O que ainda pulsa quando o resto parece ruir
- Mário Bertini
- 20 de abr.
- 2 min de leitura
Não há promessa. Nenhuma. Nem nos gestos que se repetem, nem no silêncio das manhãs ou na rotina dos corpos que se encontram. A vida não oferece garantias, apenas sinais. Dispersos. Disformes. Por isso talvez o mais honesto seja começar admitindo: o mundo não nos deve nada. E se por vezes parece que nos concede alguma forma de amparo, é porque nós o moldamos com o desejo faminto de sentido. Queremos narrativas, explicações, causalidades — mas o que temos é o vazio entre os acontecimentos.

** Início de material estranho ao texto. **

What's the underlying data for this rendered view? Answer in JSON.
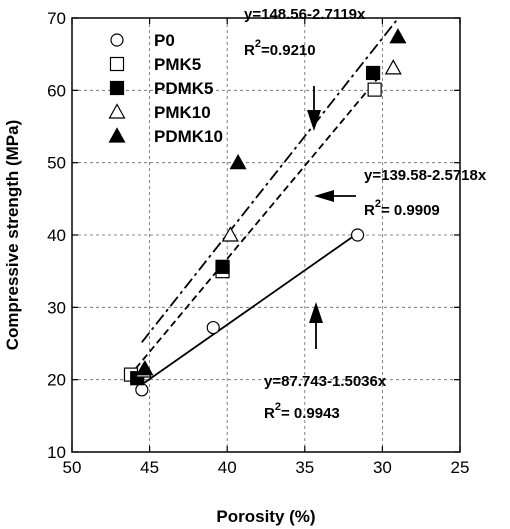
{
  "chart_data": {
    "type": "scatter",
    "xlabel": "Porosity (%)",
    "ylabel": "Compressive strength (MPa)",
    "xlim": [
      50,
      25
    ],
    "ylim": [
      10,
      70
    ],
    "x_reversed": true,
    "x_ticks": [
      50,
      45,
      40,
      35,
      30,
      25
    ],
    "y_ticks": [
      10,
      20,
      30,
      40,
      50,
      60,
      70
    ],
    "grid": "dashed",
    "legend_placement": "top-left",
    "series": [
      {
        "name": "P0",
        "marker": "circle-open",
        "points": [
          [
            45.5,
            18.6
          ],
          [
            40.9,
            27.2
          ],
          [
            31.6,
            40.0
          ]
        ]
      },
      {
        "name": "PMK5",
        "marker": "square-open",
        "points": [
          [
            46.2,
            20.7
          ],
          [
            40.3,
            35.0
          ],
          [
            30.5,
            60.1
          ]
        ]
      },
      {
        "name": "PDMK5",
        "marker": "square-filled",
        "points": [
          [
            45.8,
            20.2
          ],
          [
            40.3,
            35.6
          ],
          [
            30.6,
            62.4
          ]
        ]
      },
      {
        "name": "PMK10",
        "marker": "triangle-open",
        "points": [
          [
            45.4,
            21.2
          ],
          [
            39.8,
            40.0
          ],
          [
            29.3,
            63.1
          ]
        ]
      },
      {
        "name": "PDMK10",
        "marker": "triangle-filled",
        "points": [
          [
            45.3,
            21.5
          ],
          [
            39.3,
            50.0
          ],
          [
            29.0,
            67.4
          ]
        ]
      }
    ],
    "fit_lines": [
      {
        "style": "solid",
        "x_range": [
          45.7,
          31.6
        ]
      },
      {
        "style": "dashed",
        "x_range": [
          45.9,
          30.0
        ]
      },
      {
        "style": "dashdot",
        "x_range": [
          45.5,
          29.1
        ]
      }
    ],
    "annotations": [
      {
        "id": "eq_top",
        "equation": "y=148.56-2.7119x",
        "r2_label": "R",
        "r2_sup": "2",
        "r2_value": "=0.9210"
      },
      {
        "id": "eq_mid",
        "equation": "y=139.58-2.5718x",
        "r2_label": "R",
        "r2_sup": "2",
        "r2_value": "= 0.9909"
      },
      {
        "id": "eq_bot",
        "equation": "y=87.743-1.5036x",
        "r2_label": "R",
        "r2_sup": "2",
        "r2_value": "= 0.9943"
      }
    ],
    "arrows": [
      {
        "direction": "down"
      },
      {
        "direction": "left"
      },
      {
        "direction": "up"
      }
    ]
  }
}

O amor, nesse desamparo, não é um dom, nem um destino. É uma aposta. Frágil e intensa. Uma decisão absurda de se deixar atravessar por outro quando tudo no mundo diz que é mais seguro não. Amar é sustentar a ferida aberta de estar com alguém e ainda assim continuar só. Porque mesmo o amor mais sincero não resolve a solidão fundamental que é ser no mundo. E talvez por isso mesmo ele importe tanto.

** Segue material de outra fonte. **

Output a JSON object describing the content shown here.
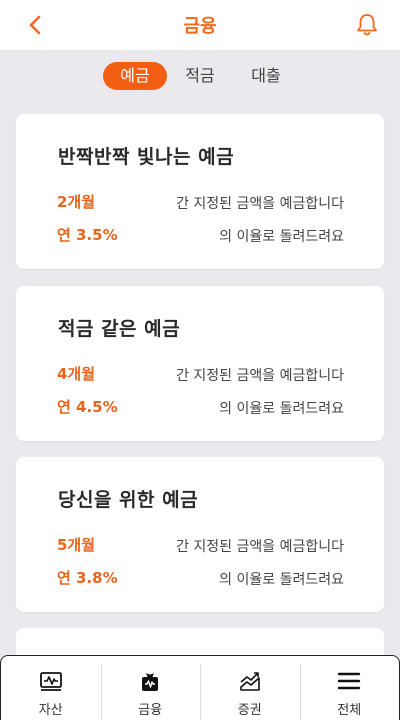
{
  "header": {
    "title": "금융",
    "back_icon": "chevron-left-icon",
    "bell_icon": "bell-icon"
  },
  "tabs": [
    {
      "label": "예금",
      "active": true
    },
    {
      "label": "적금",
      "active": false
    },
    {
      "label": "대출",
      "active": false
    }
  ],
  "cards": [
    {
      "title": "반짝반짝 빛나는 예금",
      "period": "2개월",
      "rate": "연 3.5%",
      "desc_line1": "간 지정된 금액을 예금합니다",
      "desc_line2": "의 이율로 돌려드려요"
    },
    {
      "title": "적금 같은 예금",
      "period": "4개월",
      "rate": "연 4.5%",
      "desc_line1": "간 지정된 금액을 예금합니다",
      "desc_line2": "의 이율로 돌려드려요"
    },
    {
      "title": "당신을 위한 예금",
      "period": "5개월",
      "rate": "연 3.8%",
      "desc_line1": "간 지정된 금액을 예금합니다",
      "desc_line2": "의 이율로 돌려드려요"
    }
  ],
  "bottom_nav": [
    {
      "label": "자산",
      "icon": "wallet-icon"
    },
    {
      "label": "금융",
      "icon": "money-bag-icon"
    },
    {
      "label": "증권",
      "icon": "stock-chart-icon"
    },
    {
      "label": "전체",
      "icon": "hamburger-menu-icon"
    }
  ],
  "colors": {
    "accent": "#f25f13",
    "rate_text": "#e8641c",
    "background": "#e9e9ee"
  }
}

O sofrimento, por sua vez, não é uma falha. É a resposta fiel ao que nos falta. É o corpo dizendo que algo foi perdido, que algo foi demais, que algo não se deu. Sofrer é lembrar que há um núcleo vivo que ainda reage, que não adormeceu. E esse núcleo, que resiste mesmo sob o entulho da dor, é o que nos salva de uma existência indiferente.

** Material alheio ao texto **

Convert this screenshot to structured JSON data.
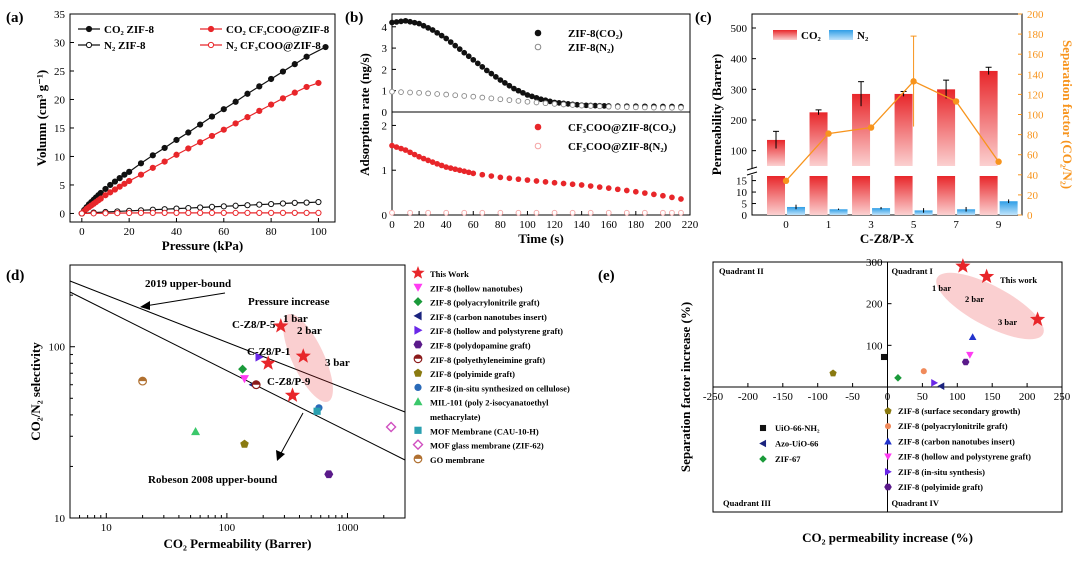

O saber — o que chamamos de saber — é sempre uma invenção. Uma ficção organizada com rigor, com método, com paixão. Mas ainda assim uma ficção. E, paradoxalmente, é essa ficção que nos ancora. Precisamos acreditar em algo para não cair no abismo do nada. O conhecimento não é uma descrição neutra do real; é um gesto poético que busca organizar a vertigem.
A ética, talvez, seja a mais exigente dessas invenções. Não é uma norma externa, um código gravado em pedra. É um chamado interno, silencioso, que nos pergunta o tempo todo: você está traindo o que ainda pulsa em você? Porque é fácil viver de forma correta, mas viver sem se trair exige escuta, exige recusa, exige coragem. E nem sempre conseguimos. Mas às vezes, só às vezes, conseguimos. E nesses momentos, ainda que o mundo esteja desabando, há algo que se sustenta. Algo que insiste.